Slowly though, comprehension has assembled itself among my thoughts. I'm not even going to try to summarize India, I can hardly think of a more idiotic exercise. In fact, I'm going to opt for a complete cop-out, and call this country a moving target. No one alive today, Indian or otherwise, fully understands India, and no one ever will. Think of it in terms of sheer cultural mass and inertia. There are more than a billion Indians today. They live in 28 states, speak an absurd number of languages, belong to myriad religions, eat foods unrecognizable to one another, comprise different socio-economic groups, and so on. On top of it all, all of these sub-cultures, sub-strata, etc. are dynamic, evolving, devolving, rising, falling, exploding, imploding, you get the idea.

In short, no one is ever going to have a f-ing clue what this country is about, and anyone, especially an Indian who professes to get India, is full of sh-t. In my humble (and opinionated) opinion that is.

So why do I like it here so much? It's like a circus. And therein lies the beauty. And I don't mean it's a circus in the physical sense, because of the poor infrastructure, and the creative adaptations people employ. Visitors describe the traffic, the crowds, etc as circus-like. I'd say that's a skin-deep assessment that might characterize any developing country. For me, India is like a circus because of the fantastically eccentric characters that people this bizarre nation. From my relatives, who firmly believe I won't get in to Mount Sinai medical school "because of the Jews," to my scheming office boy who is constantly inventing new ways of making money of his hapless employer (i.e. me), to the endless retinue of auto drivers, invariably shady fellows with filthy vocabularies, terrifying hygiene, and a sniffer dog-like ability to help me find marijuana. To engage with this cast is to experience India, to understand that you'll never understand, to realize how undeniably exotic the world-view of its citizens might be in relation to your own, and thus, how unrelatable.

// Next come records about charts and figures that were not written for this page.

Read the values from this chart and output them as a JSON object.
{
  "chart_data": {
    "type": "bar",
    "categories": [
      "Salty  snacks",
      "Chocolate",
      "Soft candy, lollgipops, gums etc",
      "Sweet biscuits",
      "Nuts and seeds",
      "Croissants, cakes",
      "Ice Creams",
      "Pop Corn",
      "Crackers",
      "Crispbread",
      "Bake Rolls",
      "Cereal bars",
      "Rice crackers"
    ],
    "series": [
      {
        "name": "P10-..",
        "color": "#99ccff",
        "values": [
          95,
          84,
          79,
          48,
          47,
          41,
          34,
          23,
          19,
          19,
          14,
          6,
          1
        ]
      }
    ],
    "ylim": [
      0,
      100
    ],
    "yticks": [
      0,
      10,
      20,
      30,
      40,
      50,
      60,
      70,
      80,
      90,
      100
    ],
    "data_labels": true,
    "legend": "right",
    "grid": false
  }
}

To top it all off, if you have a pulse, it is impossible to remain a passive observer here. You can't go through life asleep in India; it'll bite you in the *ss before you make it five steps. Hence, even a disinterested participant is forced to learn.

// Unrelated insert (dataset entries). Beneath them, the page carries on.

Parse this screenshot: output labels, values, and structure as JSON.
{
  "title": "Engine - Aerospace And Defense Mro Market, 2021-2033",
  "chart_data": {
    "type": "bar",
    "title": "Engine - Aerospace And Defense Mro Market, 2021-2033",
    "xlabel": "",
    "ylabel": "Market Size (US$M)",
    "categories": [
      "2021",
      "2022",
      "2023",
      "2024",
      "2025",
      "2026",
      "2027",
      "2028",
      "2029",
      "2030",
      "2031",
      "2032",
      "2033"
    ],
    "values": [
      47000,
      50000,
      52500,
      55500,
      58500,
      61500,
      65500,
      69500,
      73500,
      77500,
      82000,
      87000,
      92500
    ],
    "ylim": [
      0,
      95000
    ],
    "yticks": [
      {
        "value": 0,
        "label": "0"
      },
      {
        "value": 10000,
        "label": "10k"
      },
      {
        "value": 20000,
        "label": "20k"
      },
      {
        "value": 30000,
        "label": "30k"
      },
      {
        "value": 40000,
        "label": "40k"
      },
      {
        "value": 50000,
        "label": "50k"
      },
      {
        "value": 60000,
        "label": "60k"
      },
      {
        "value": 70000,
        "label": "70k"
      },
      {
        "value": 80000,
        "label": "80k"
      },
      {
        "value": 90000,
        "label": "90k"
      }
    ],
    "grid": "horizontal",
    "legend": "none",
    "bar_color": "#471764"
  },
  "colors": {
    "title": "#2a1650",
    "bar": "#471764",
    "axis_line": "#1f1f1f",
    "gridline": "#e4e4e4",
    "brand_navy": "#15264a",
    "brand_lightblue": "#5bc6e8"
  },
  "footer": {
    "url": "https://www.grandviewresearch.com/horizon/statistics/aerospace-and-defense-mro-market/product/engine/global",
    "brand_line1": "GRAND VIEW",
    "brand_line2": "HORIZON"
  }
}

In the recent few years of my life, I have actively sought out human experience, and people who possess trajectories of existence radically different from mine, sought them out as an entomologist might amass a diverse collection of butterflies. I suppose it's my way of understanding the possibilities of human experience. In this sense, India is a repository of wealth. It is a kaleidoscope of paradigm, in which people with radically different world-views regularly rub shoulders with one another. Though this may be held true of any country, I think the absurd range of differences in outlook characterize that which makes India so strange. And as I approach the completion of a year here, it is a slowly growing comprehension of these outlooks, rendered possible by improvements in my language, and cultural adaptation, that are making my time in India so delightful.

As I gain familiarity with this country, it appears no less strange; indeed, collectively, it appears stranger, and yet its individuals more comprehensible, making for an utterly exotic, yet personable, warm country.

Therein lies the charm.

2 comments:

Lily Walking said...

Amen.

Kib said...

It is only through travels abroad that I have come to comprehend the craziness of my country. To travel, is to reflect on your own culture - and what a culture it is. As weird as it is grand. Some ugly, some breathtakingly ancient and beautiful. Infinite offshoots forever changing and intertwining to form unlimited patters.

Every time I travel to distant lands, I return in awestruck wonder to my own.